New draft of climate deal complete, France says

Fabius said the draft text would set that figure as a floor by 2020.

Advertisement

The draft text maintains a global goal of limiting warming to “well below 2 °C” while committing nations to strive for an even more ambitious target of 1.5 °C.

Kerry, on his fifth straight day in France trying to iron out differences with developing countries, said he’s “hopeful” for an accord and has been working behind the scenes to reach compromises.

For the new universal climate change agreement to come into effect, all 196 Parties to the United Framework Convention on Climate Change (UNFCCC) will need to adopt the outcome document. But climate policy experts appeared largely satisfied with the draft presented Saturday afternoon.

China has stood firm on demands that developed countries should assume most responsibility for the costs and argued against an agreement that sets too-tough goals for weaning the world off using oil, gas and coal – the biggest source of carbon emissions.

“There’s been a lot of discussion whether the long-term goal will give a clear signal to phase out fossil by mid-century or is there a risk that it will be much later?” he said. One option said such “loss and damage” would be addressed in a way that doesn’t involve liability and compensation – a US demand.

If climate change goes unabated, scientists warn of increasingly severe droughts, floods and storms, as well as rising seas that would engulf islands and coastal areas populated by hundreds of millions of people.

In a statement, Greenpeace International Executive Director Kumi Naidoo said the deal, while not ideal, “puts the fossil fuel industry on the wrong side of history”.

Ministers from more than 190 countries have been engaged in “shuttle diplomacy” and diplomatic wrangling to find common ground for the agreement, which aims to limit global temperature rises to avoid unsafe climate change.

“We all worked a great deal”.

Some of the delegates had pushed for the pact to limit warming even more.

French President Francois Hollande and UN Secretary-General Ban Ki-moon sat on stage alongside Fabius as he made a lengthy speech imploring ministers to approve the blueprint on Saturday.

The plan, if approved, would be the first time all countries are expected to pitch in.

Unlike the Kyoto Protocol, the last major climate deal agreed in 1997, the Paris pact will also not be a legally binding treaty.

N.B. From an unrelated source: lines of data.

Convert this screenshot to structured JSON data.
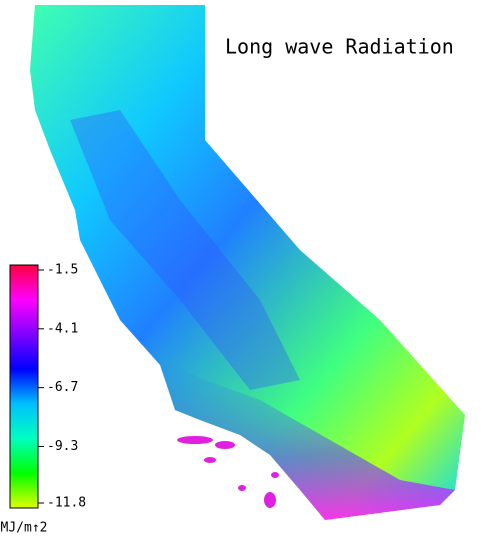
{
  "title": "Long wave Radiation",
  "colorbar": {
    "ticks": [
      -1.5,
      -4.1,
      -6.7,
      -9.3,
      -11.8
    ],
    "range": [
      -1.5,
      -11.8
    ],
    "label": "MJ/m↑2",
    "colors": [
      "#ff0040",
      "#ff00ff",
      "#8000ff",
      "#0000ff",
      "#00c0ff",
      "#00ffc0",
      "#00ff00",
      "#e0ff00"
    ]
  }
}
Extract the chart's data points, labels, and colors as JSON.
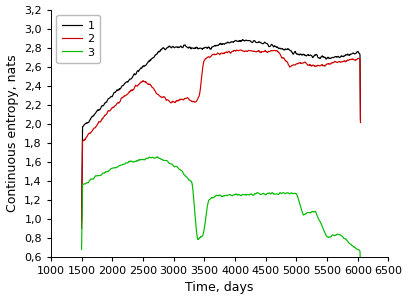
{
  "title": "",
  "xlabel": "Time, days",
  "ylabel": "Continuous entropy, nats",
  "xlim": [
    1000,
    6500
  ],
  "ylim": [
    0.6,
    3.2
  ],
  "xticks": [
    1000,
    1500,
    2000,
    2500,
    3000,
    3500,
    4000,
    4500,
    5000,
    5500,
    6000,
    6500
  ],
  "yticks": [
    0.6,
    0.8,
    1.0,
    1.2,
    1.4,
    1.6,
    1.8,
    2.0,
    2.2,
    2.4,
    2.6,
    2.8,
    3.0,
    3.2
  ],
  "line1_color": "#000000",
  "line2_color": "#cc0000",
  "line3_color": "#00bb00",
  "legend_labels": [
    "1",
    "2",
    "3"
  ],
  "background_color": "#ffffff",
  "figsize": [
    4.08,
    3.0
  ],
  "dpi": 100
}
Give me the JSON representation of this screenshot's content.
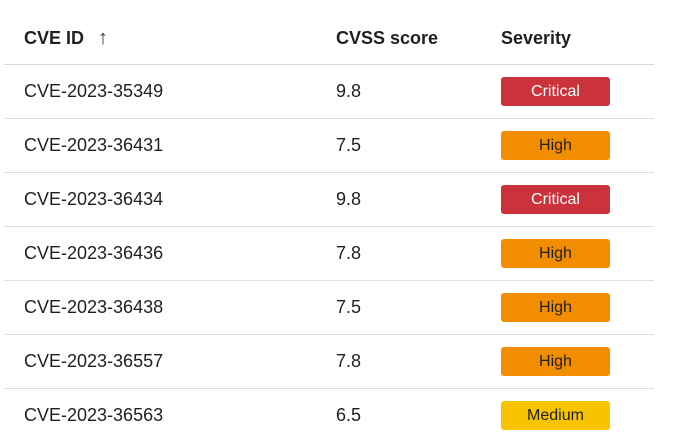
{
  "header": {
    "col_id": "CVE ID",
    "sort_icon": "↑",
    "col_score": "CVSS score",
    "col_severity": "Severity"
  },
  "rows": [
    {
      "id": "CVE-2023-35349",
      "score": "9.8",
      "severity": "Critical",
      "level": "critical"
    },
    {
      "id": "CVE-2023-36431",
      "score": "7.5",
      "severity": "High",
      "level": "high"
    },
    {
      "id": "CVE-2023-36434",
      "score": "9.8",
      "severity": "Critical",
      "level": "critical"
    },
    {
      "id": "CVE-2023-36436",
      "score": "7.8",
      "severity": "High",
      "level": "high"
    },
    {
      "id": "CVE-2023-36438",
      "score": "7.5",
      "severity": "High",
      "level": "high"
    },
    {
      "id": "CVE-2023-36557",
      "score": "7.8",
      "severity": "High",
      "level": "high"
    },
    {
      "id": "CVE-2023-36563",
      "score": "6.5",
      "severity": "Medium",
      "level": "medium"
    }
  ],
  "colors": {
    "critical": "#cc323a",
    "high": "#f28c00",
    "medium": "#f8c400"
  }
}
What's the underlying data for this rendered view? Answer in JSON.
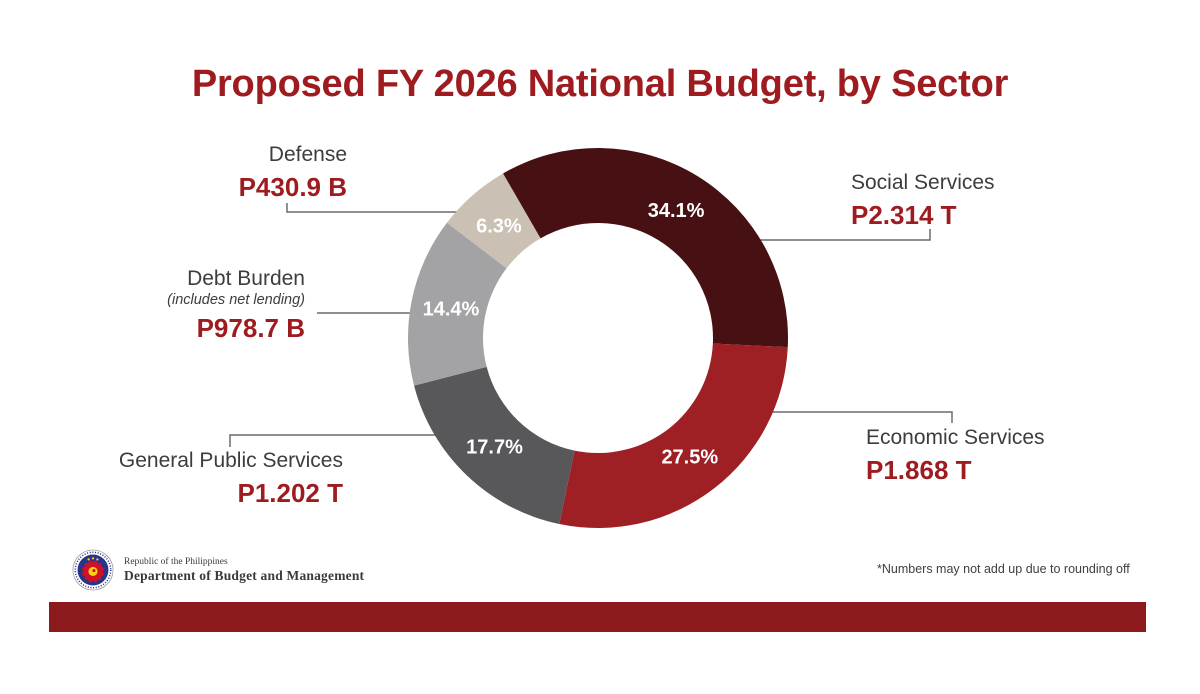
{
  "title": "Proposed FY 2026 National Budget, by Sector",
  "chart_data": {
    "type": "pie",
    "subtype": "donut",
    "title": "Proposed FY 2026 National Budget, by Sector",
    "start_angle_deg": -30,
    "direction": "clockwise",
    "inner_radius_ratio": 0.605,
    "legend_position": "callouts-around-chart",
    "segments": [
      {
        "label": "Social Services",
        "value_text": "P2.314 T",
        "percent": 34.1,
        "percent_label": "34.1%",
        "color": "#471013"
      },
      {
        "label": "Economic Services",
        "value_text": "P1.868 T",
        "percent": 27.5,
        "percent_label": "27.5%",
        "color": "#9E2025"
      },
      {
        "label": "General Public Services",
        "value_text": "P1.202 T",
        "percent": 17.7,
        "percent_label": "17.7%",
        "color": "#58585B"
      },
      {
        "label": "Debt Burden",
        "sublabel": "(includes net lending)",
        "value_text": "P978.7 B",
        "percent": 14.4,
        "percent_label": "14.4%",
        "color": "#A3A2A4"
      },
      {
        "label": "Defense",
        "value_text": "P430.9 B",
        "percent": 6.3,
        "percent_label": "6.3%",
        "color": "#CAC0B4"
      }
    ]
  },
  "footer": {
    "org_line1": "Republic of the Philippines",
    "org_line2": "Department of Budget and Management",
    "note": "*Numbers may not add up due to rounding off"
  },
  "colors": {
    "title_text": "#9E1C20",
    "value_text": "#9E1C20",
    "label_text": "#3D3D3D",
    "percent_text": "#FFFFFF",
    "leader_line": "#6B6B6B",
    "bottom_bar": "#8C191C",
    "background": "#FFFFFF"
  }
}
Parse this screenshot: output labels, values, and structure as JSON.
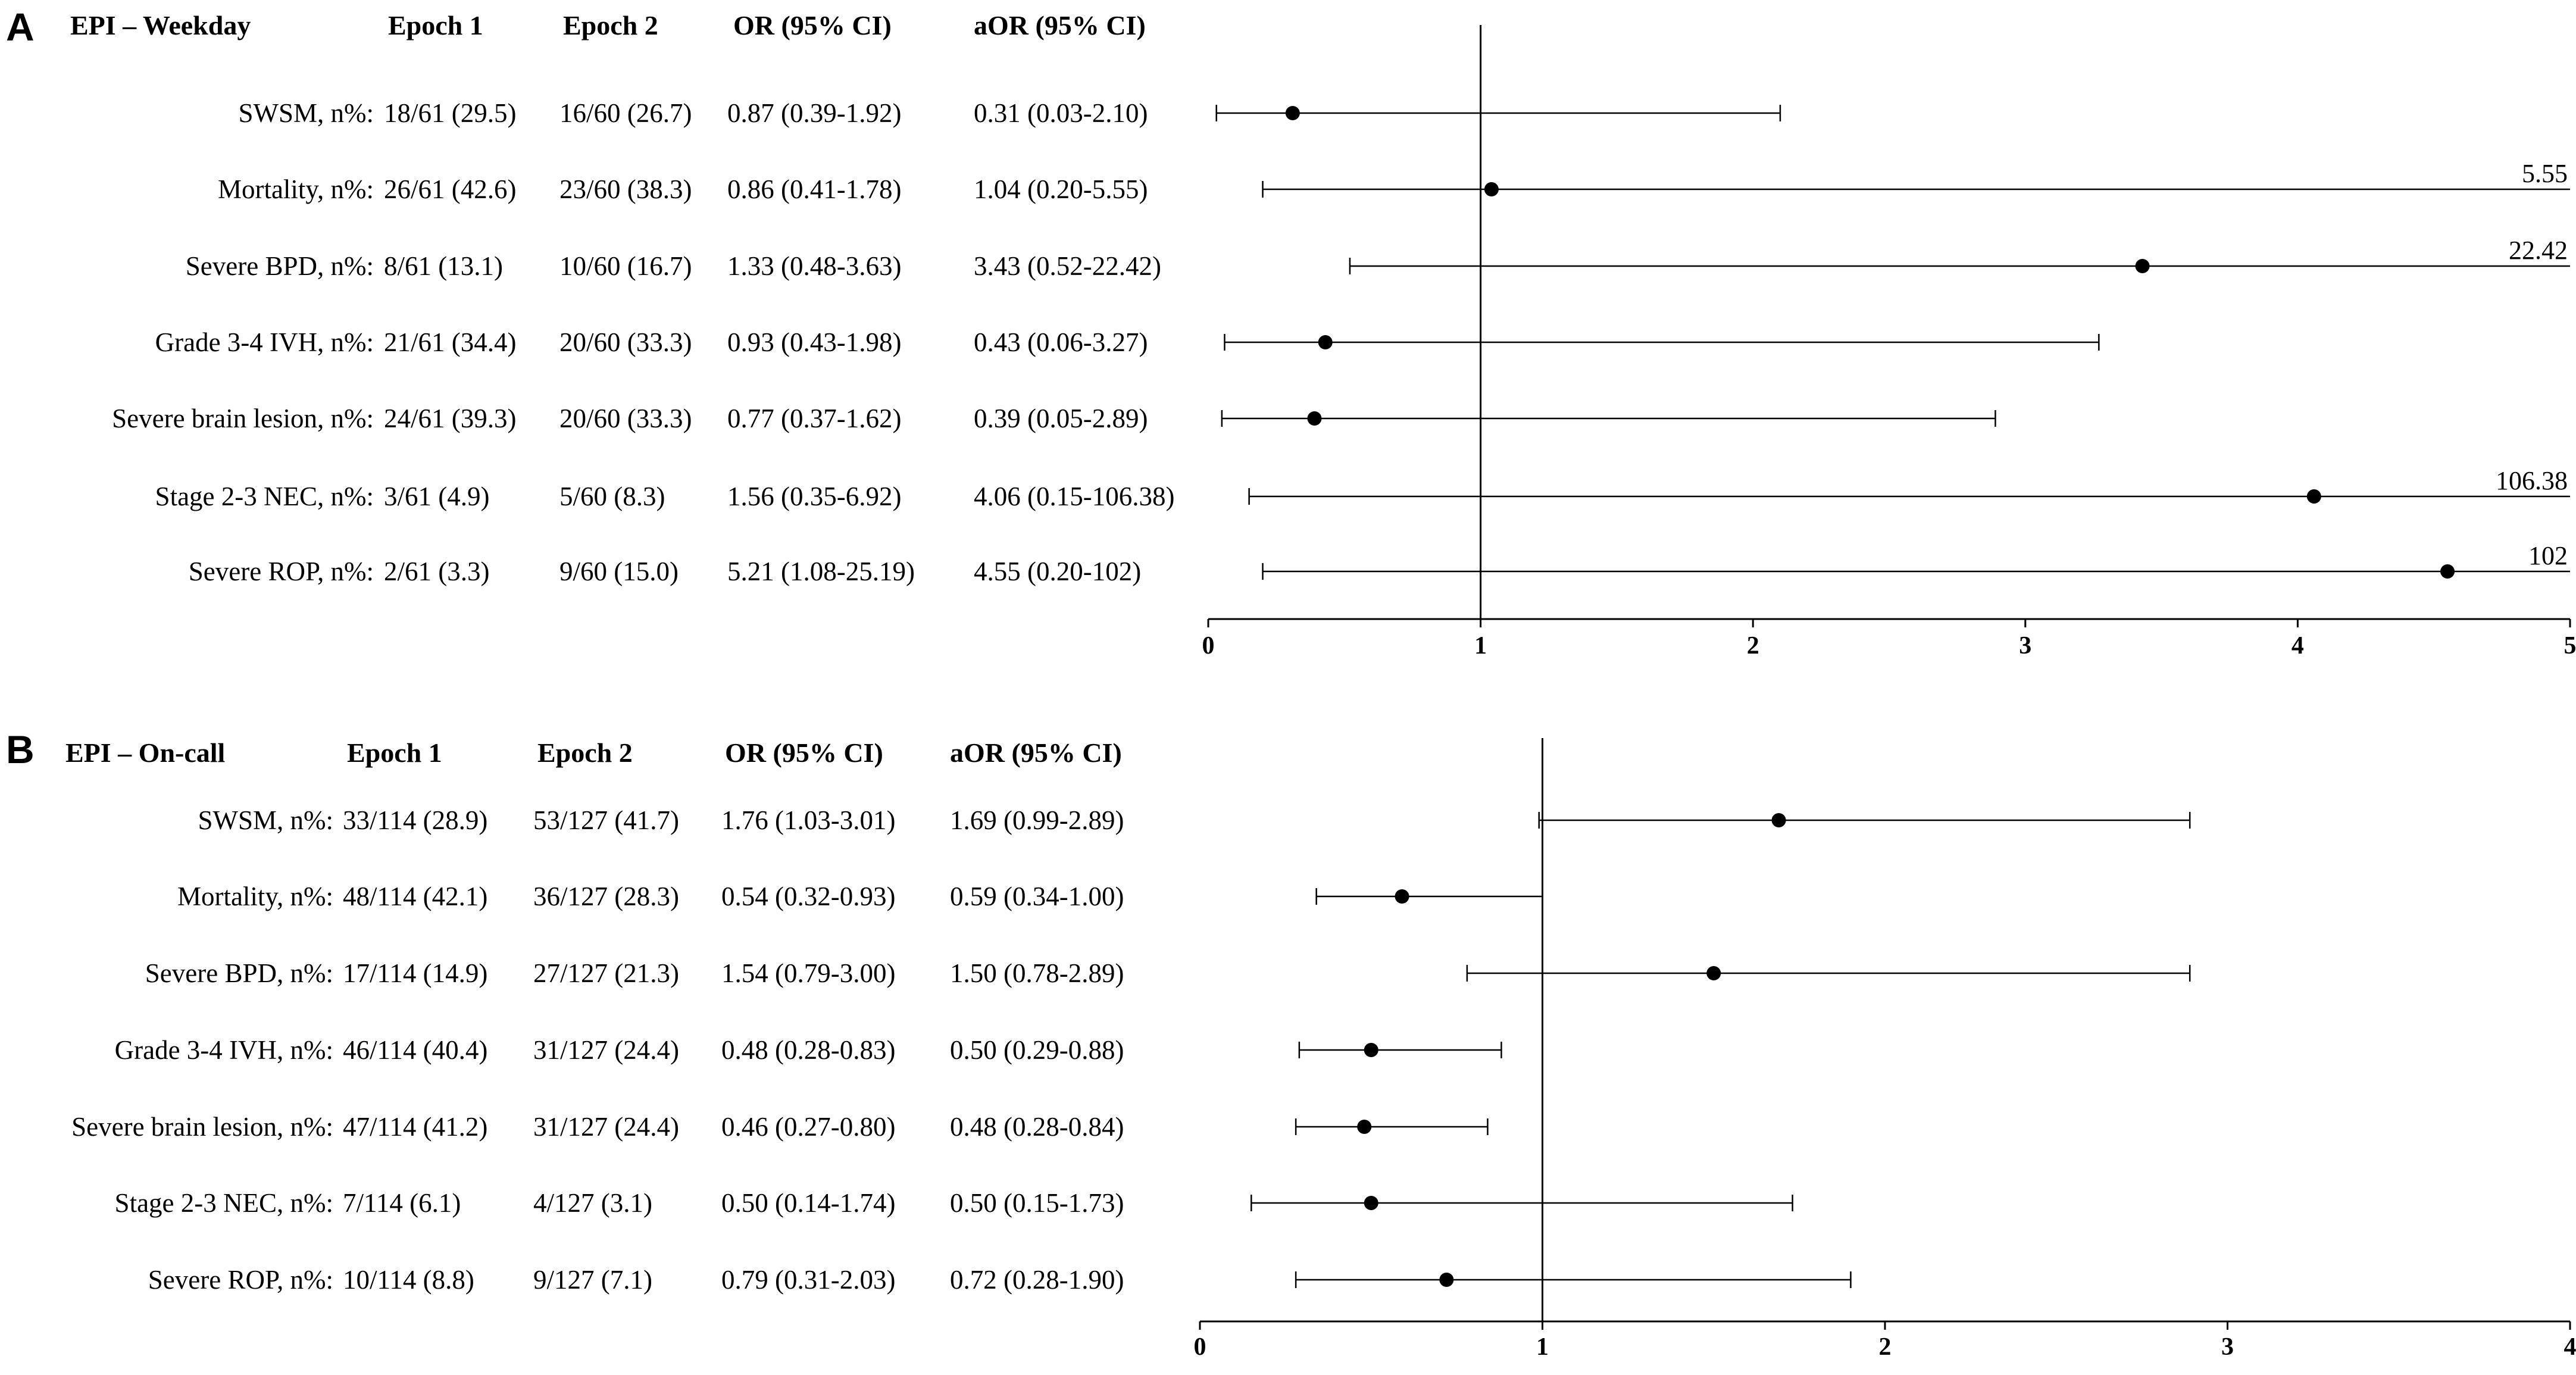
{
  "panels": [
    {
      "letter": "A",
      "title": "EPI – Weekday",
      "headers": {
        "epoch1": "Epoch 1",
        "epoch2": "Epoch 2",
        "or": "OR (95% CI)",
        "aor": "aOR (95% CI)"
      },
      "rows": [
        {
          "label": "SWSM, n%:",
          "epoch1": "18/61 (29.5)",
          "epoch2": "16/60 (26.7)",
          "or": "0.87 (0.39-1.92)",
          "aor": "0.31 (0.03-2.10)"
        },
        {
          "label": "Mortality, n%:",
          "epoch1": "26/61 (42.6)",
          "epoch2": "23/60 (38.3)",
          "or": "0.86 (0.41-1.78)",
          "aor": "1.04 (0.20-5.55)"
        },
        {
          "label": "Severe BPD, n%:",
          "epoch1": "8/61 (13.1)",
          "epoch2": "10/60 (16.7)",
          "or": "1.33 (0.48-3.63)",
          "aor": "3.43 (0.52-22.42)"
        },
        {
          "label": "Grade 3-4 IVH, n%:",
          "epoch1": "21/61 (34.4)",
          "epoch2": "20/60 (33.3)",
          "or": "0.93 (0.43-1.98)",
          "aor": "0.43 (0.06-3.27)"
        },
        {
          "label": "Severe brain lesion, n%:",
          "epoch1": "24/61 (39.3)",
          "epoch2": "20/60 (33.3)",
          "or": "0.77 (0.37-1.62)",
          "aor": "0.39 (0.05-2.89)"
        },
        {
          "label": "Stage 2-3 NEC, n%:",
          "epoch1": "3/61 (4.9)",
          "epoch2": "5/60 (8.3)",
          "or": "1.56 (0.35-6.92)",
          "aor": "4.06 (0.15-106.38)"
        },
        {
          "label": "Severe ROP, n%:",
          "epoch1": "2/61 (3.3)",
          "epoch2": "9/60 (15.0)",
          "or": "5.21 (1.08-25.19)",
          "aor": "4.55 (0.20-102)"
        }
      ]
    },
    {
      "letter": "B",
      "title": "EPI – On-call",
      "headers": {
        "epoch1": "Epoch 1",
        "epoch2": "Epoch 2",
        "or": "OR (95% CI)",
        "aor": "aOR (95% CI)"
      },
      "rows": [
        {
          "label": "SWSM, n%:",
          "epoch1": "33/114 (28.9)",
          "epoch2": "53/127 (41.7)",
          "or": "1.76 (1.03-3.01)",
          "aor": "1.69 (0.99-2.89)"
        },
        {
          "label": "Mortality, n%:",
          "epoch1": "48/114 (42.1)",
          "epoch2": "36/127 (28.3)",
          "or": "0.54 (0.32-0.93)",
          "aor": "0.59 (0.34-1.00)"
        },
        {
          "label": "Severe BPD, n%:",
          "epoch1": "17/114 (14.9)",
          "epoch2": "27/127 (21.3)",
          "or": "1.54 (0.79-3.00)",
          "aor": "1.50 (0.78-2.89)"
        },
        {
          "label": "Grade 3-4 IVH, n%:",
          "epoch1": "46/114 (40.4)",
          "epoch2": "31/127 (24.4)",
          "or": "0.48 (0.28-0.83)",
          "aor": "0.50 (0.29-0.88)"
        },
        {
          "label": "Severe brain lesion, n%:",
          "epoch1": "47/114 (41.2)",
          "epoch2": "31/127 (24.4)",
          "or": "0.46 (0.27-0.80)",
          "aor": "0.48 (0.28-0.84)"
        },
        {
          "label": "Stage 2-3 NEC, n%:",
          "epoch1": "7/114 (6.1)",
          "epoch2": "4/127 (3.1)",
          "or": "0.50 (0.14-1.74)",
          "aor": "0.50 (0.15-1.73)"
        },
        {
          "label": "Severe ROP, n%:",
          "epoch1": "10/114 (8.8)",
          "epoch2": "9/127 (7.1)",
          "or": "0.79 (0.31-2.03)",
          "aor": "0.72 (0.28-1.90)"
        }
      ]
    }
  ],
  "chart_data": [
    {
      "type": "forest",
      "panel": "A",
      "xlim": [
        0,
        5
      ],
      "xticks": [
        "0",
        "1",
        "2",
        "3",
        "4",
        "5"
      ],
      "reference_line": 1,
      "grid": false,
      "categories": [
        "SWSM",
        "Mortality",
        "Severe BPD",
        "Grade 3-4 IVH",
        "Severe brain lesion",
        "Stage 2-3 NEC",
        "Severe ROP"
      ],
      "points": [
        0.31,
        1.04,
        3.43,
        0.43,
        0.39,
        4.06,
        4.55
      ],
      "lower": [
        0.03,
        0.2,
        0.52,
        0.06,
        0.05,
        0.15,
        0.2
      ],
      "upper": [
        2.1,
        5.55,
        22.42,
        3.27,
        2.89,
        106.38,
        102
      ],
      "truncated_labels": [
        "",
        "5.55",
        "22.42",
        "",
        "",
        "106.38",
        "102"
      ]
    },
    {
      "type": "forest",
      "panel": "B",
      "xlim": [
        0,
        4
      ],
      "xticks": [
        "0",
        "1",
        "2",
        "3",
        "4"
      ],
      "reference_line": 1,
      "grid": false,
      "categories": [
        "SWSM",
        "Mortality",
        "Severe BPD",
        "Grade 3-4 IVH",
        "Severe brain lesion",
        "Stage 2-3 NEC",
        "Severe ROP"
      ],
      "points": [
        1.69,
        0.59,
        1.5,
        0.5,
        0.48,
        0.5,
        0.72
      ],
      "lower": [
        0.99,
        0.34,
        0.78,
        0.29,
        0.28,
        0.15,
        0.28
      ],
      "upper": [
        2.89,
        1.0,
        2.89,
        0.88,
        0.84,
        1.73,
        1.9
      ],
      "truncated_labels": [
        "",
        "",
        "",
        "",
        "",
        "",
        ""
      ]
    }
  ]
}
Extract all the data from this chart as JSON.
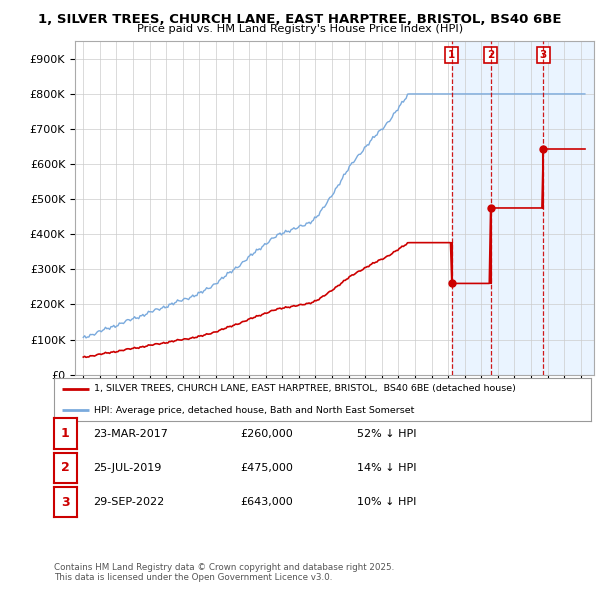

Zavis reported from Paris and Megerian from Le Bourget.

Hollande has previously raised the possibility that the Paris talks could end in failure, including if rich nations did not fulfil their pledge to mobilise $100 billion (91 billion euros) per year by 2020 in climate financing for developing nations.

The Eiffel Tower spells out a call for World Unity for COP21. “Let us now finish the job”, United Nations chief Ban Ki-moon told climate delegates before they engaged in a debate and vote on the text.

“We must protect the planet that sustains us”, Ban told the negotiators.

“We need heating. We need air conditioner”.

Hopes are high for the historic deal but countries could still raise objections. All nations will subscribe to the same system for monitoring, reporting and verification of climate pledges, but developing countries will be given flexibility – and financial support – to get up to speed.

Advertisement

The U.S. resisted legally binding emissions targets because of opposition in a Republican-controlled Congress. Instead U.S. negotiators wanted robust transparency rules to make sure countries live up to their commitments.